The J Balvin and McDonald’s line of apparel and accessories features a splash of neon colors reminiscent of the ‘80s and includes a pink and yellow fries bed sheet, hamburger lounge slippers, logo snapbacks, tees, sweatshirts, sunglasses, a watch and more. Prices range from $4 to $180.

The J Balvin Meal is available for purchase in restaurants for carry-out, at drive-thru, via McDelivery or through the McDonald’s app, from October 5 to November 1. Those who order via the app receive a free Oreo McFlurry.

McDonald’s foray into direct-to-consumer (DTC) fashion began in December last year when it launched its first-ever online popup shop giving US fans year-round access to exclusive items.

More recently, McDonald’s has reimagined its role in popular culture by doing multi-tier collaborations with popular music artists. On September 8, McDonald’s rolled out rapper Travis Scott’s go-to order, the Cactus Jack meal, available for $6 only on the McDonald’s app. In addition, the partnership saw the launch of a capsule merch collection and a national commercial. The apparel sold out in days.

Phase two of McDonald’s activation with Scott, which the brand rolled out three weeks later, included a Twitter sweepstakes to win one of five handmade Travis Scott action figures.

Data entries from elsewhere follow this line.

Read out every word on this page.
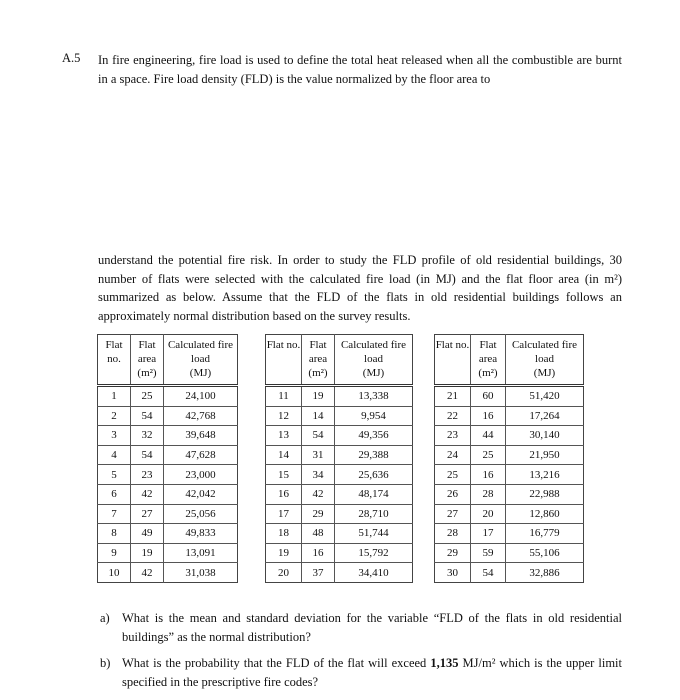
A.5 In fire engineering, fire load is used to define the total heat released when all the combustible are burnt in a space. Fire load density (FLD) is the value normalized by the floor area to

understand the potential fire risk. In order to study the FLD profile of old residential buildings, 30 number of flats were selected with the calculated fire load (in MJ) and the flat floor area (in m²) summarized as below. Assume that the FLD of the flats in old residential buildings follows an approximately normal distribution based on the survey results.

Flat no.	Flat area
(m²)	Calculated fire load
(MJ)
1	25	24,100
2	54	42,768
3	32	39,648
4	54	47,628
5	23	23,000
6	42	42,042
7	27	25,056
8	49	49,833
9	19	13,091
10	42	31,038
Flat no.	Flat area
(m²)	Calculated fire load
(MJ)
11	19	13,338
12	14	9,954
13	54	49,356
14	31	29,388
15	34	25,636
16	42	48,174
17	29	28,710
18	48	51,744
19	16	15,792
20	37	34,410
Flat no.	Flat area
(m²)	Calculated fire load
(MJ)
21	60	51,420
22	16	17,264
23	44	30,140
24	25	21,950
25	16	13,216
26	28	22,988
27	20	12,860
28	17	16,779
29	59	55,106
30	54	32,886
a) What is the mean and standard deviation for the variable “FLD of the flats in old residential buildings” as the normal distribution?
b) What is the probability that the FLD of the flat will exceed 1,135 MJ/m² which is the upper limit specified in the prescriptive fire codes?
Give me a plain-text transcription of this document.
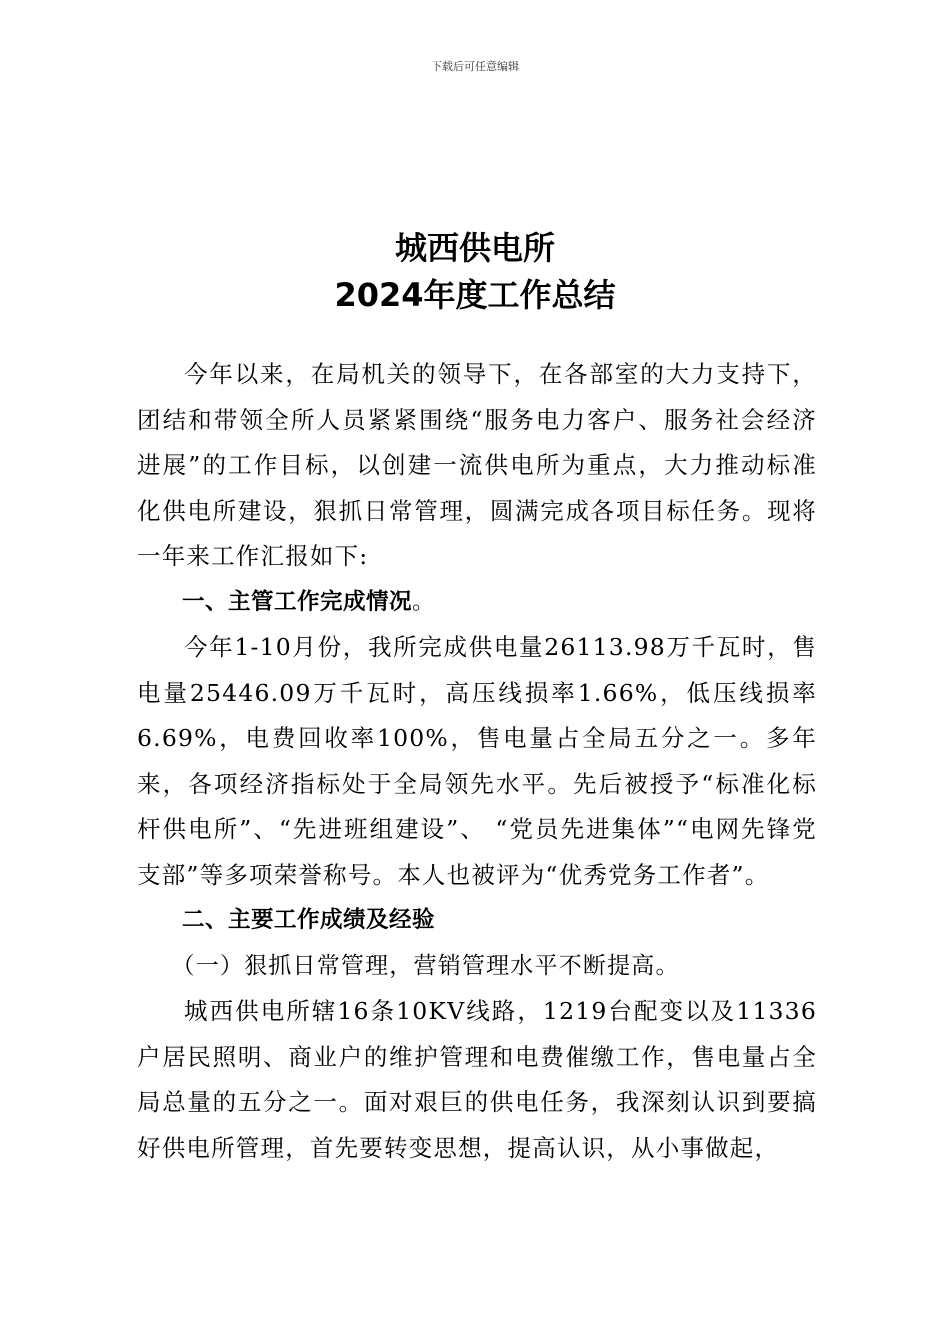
下载后可任意编辑
城西供电所
2024年度工作总结

今年以来，在局机关的领导下，在各部室的大力支持下，团结和带领全所人员紧紧围绕“服务电力客户、服务社会经济进展”的工作目标，以创建一流供电所为重点，大力推动标准化供电所建设，狠抓日常管理，圆满完成各项目标任务。现将一年来工作汇报如下:

一、主管工作完成情况。

今年1-10月份，我所完成供电量26113.98万千瓦时，售电量25446.09万千瓦时，高压线损率1.66%，低压线损率6.69%，电费回收率100%，售电量占全局五分之一。多年来，各项经济指标处于全局领先水平。先后被授予“标准化标杆供电所”、“先进班组建设”、 “党员先进集体”“电网先锋党支部”等多项荣誉称号。本人也被评为“优秀党务工作者”。

二、主要工作成绩及经验

（一）狠抓日常管理，营销管理水平不断提高。

城西供电所辖16条10KV线路，1219台配变以及11336户居民照明、商业户的维护管理和电费催缴工作，售电量占全局总量的五分之一。面对艰巨的供电任务，我深刻认识到要搞好供电所管理，首先要转变思想，提高认识，从小事做起，
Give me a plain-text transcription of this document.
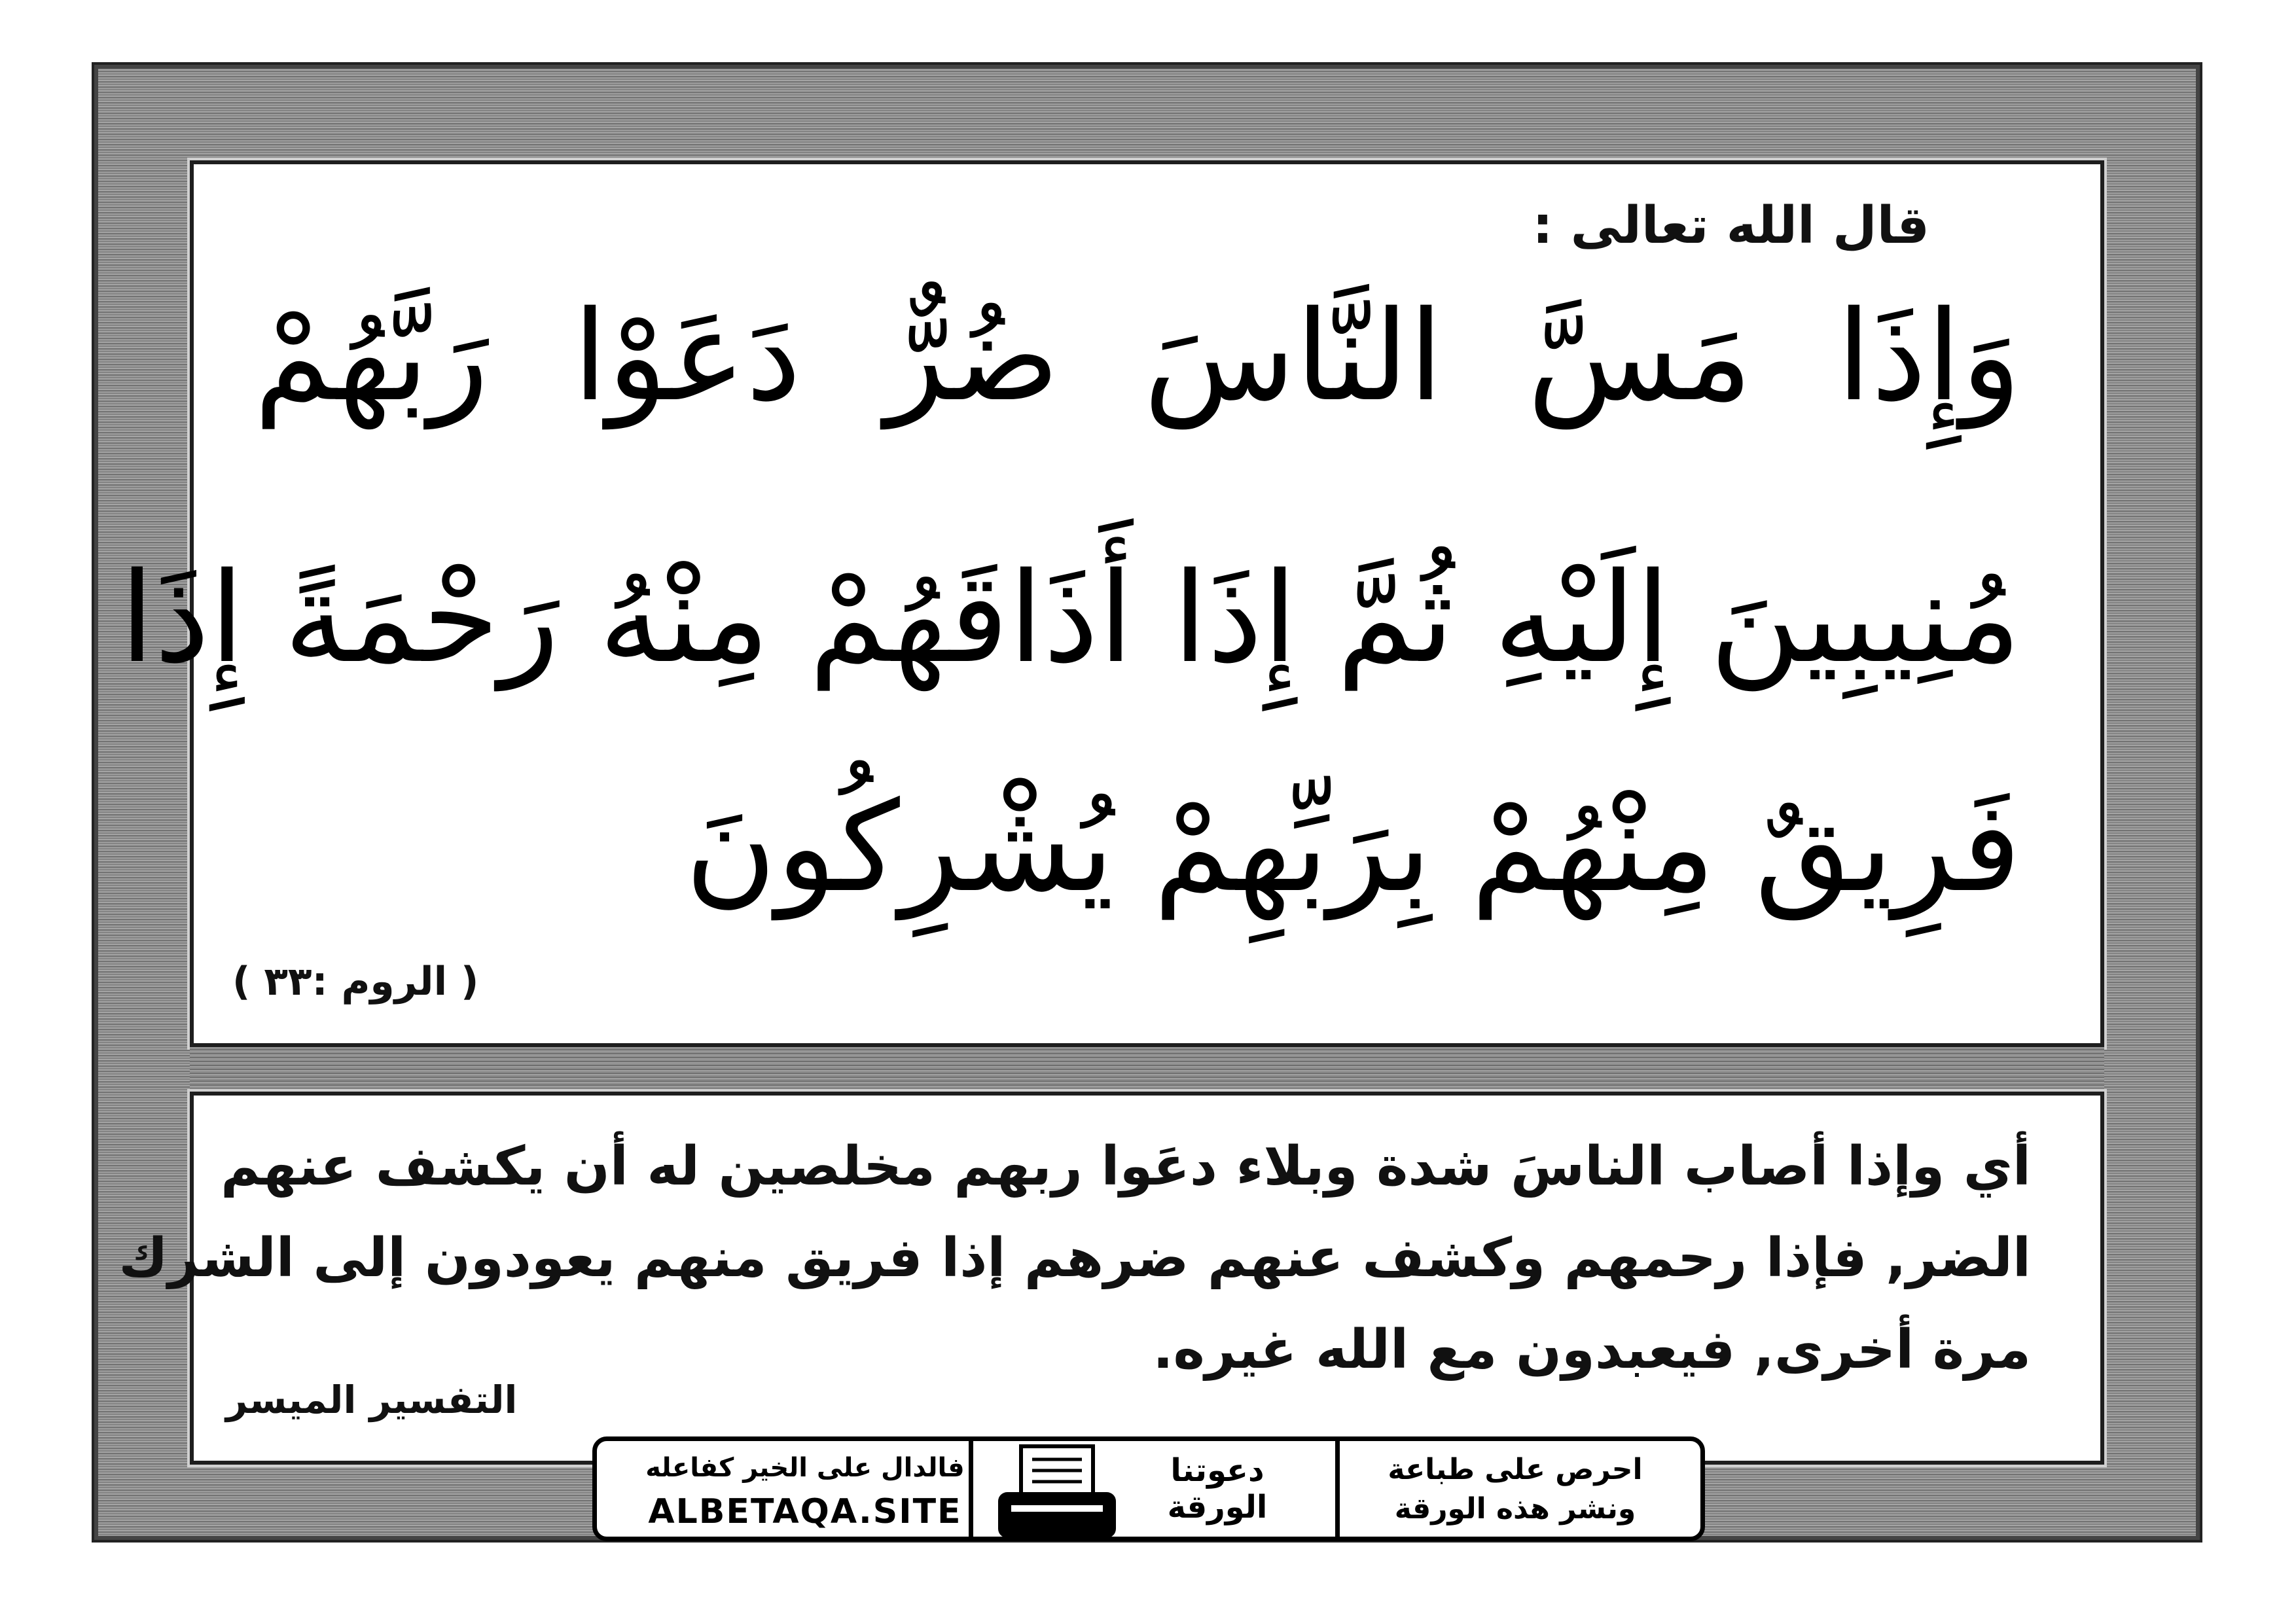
قال الله تعالى :
وَإِذَا مَسَّ النَّاسَ ضُرٌّ دَعَوْا رَبَّهُمْ
مُنِيبِينَ إِلَيْهِ ثُمَّ إِذَا أَذَاقَهُمْ مِنْهُ رَحْمَةً إِذَا
فَرِيقٌ مِنْهُمْ بِرَبِّهِمْ يُشْرِكُونَ
( الروم :٣٣ )
أي وإذا أصاب الناسَ شدة وبلاء دعَوا ربهم مخلصين له أن يكشف عنهم
الضر, فإذا رحمهم وكشف عنهم ضرهم إذا فريق منهم يعودون إلى الشرك
مرة أخرى, فيعبدون مع الله غيره.
التفسير الميسر
احرص على طباعة
ونشر هذه الورقة
دعوتنا
الورقة
فالدال على الخير كفاعله
ALBETAQA.SITE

To enter, fans were required to quote tweet this post with the caption, “Cactus Jack sent me to @McDonalds #CactusJackSweepstakes.” The post saw 48,7000 quote tweets, nearly 8,000 retweets and 33,600 likes.

McDonald’s may have boosted its sales and drove up its stock price with the celebrity-powered signature meals, but a Vice report reveals the fast-food giant’s potential motive for putting a celebrity on its menu for the first since 1992: to cover up racial discrimination lawsuits filed by a pair of black former McDonald’s executives and 52 franchise owners.

The first lawsuit claims that the number of black employees in leadership roles at McDonald’s declined from 42 in 2014 to just seven by last year. The latter suit claims that McDonald’s subjected the franchise owners to “systematic and covert racial discrimination” over the span of decades.

In July, McDonald’s launched a $500,000 scholarship fund to help students attending historically black colleges and universities (HBCUs). More recently, in October McDonald’s announced its new partnership with Essence Girls United, Thurgood Marshall College Fund and iHeart Media to provide the black community with mentorship opportunities, seed capital for entrepreneurs and college scholarships.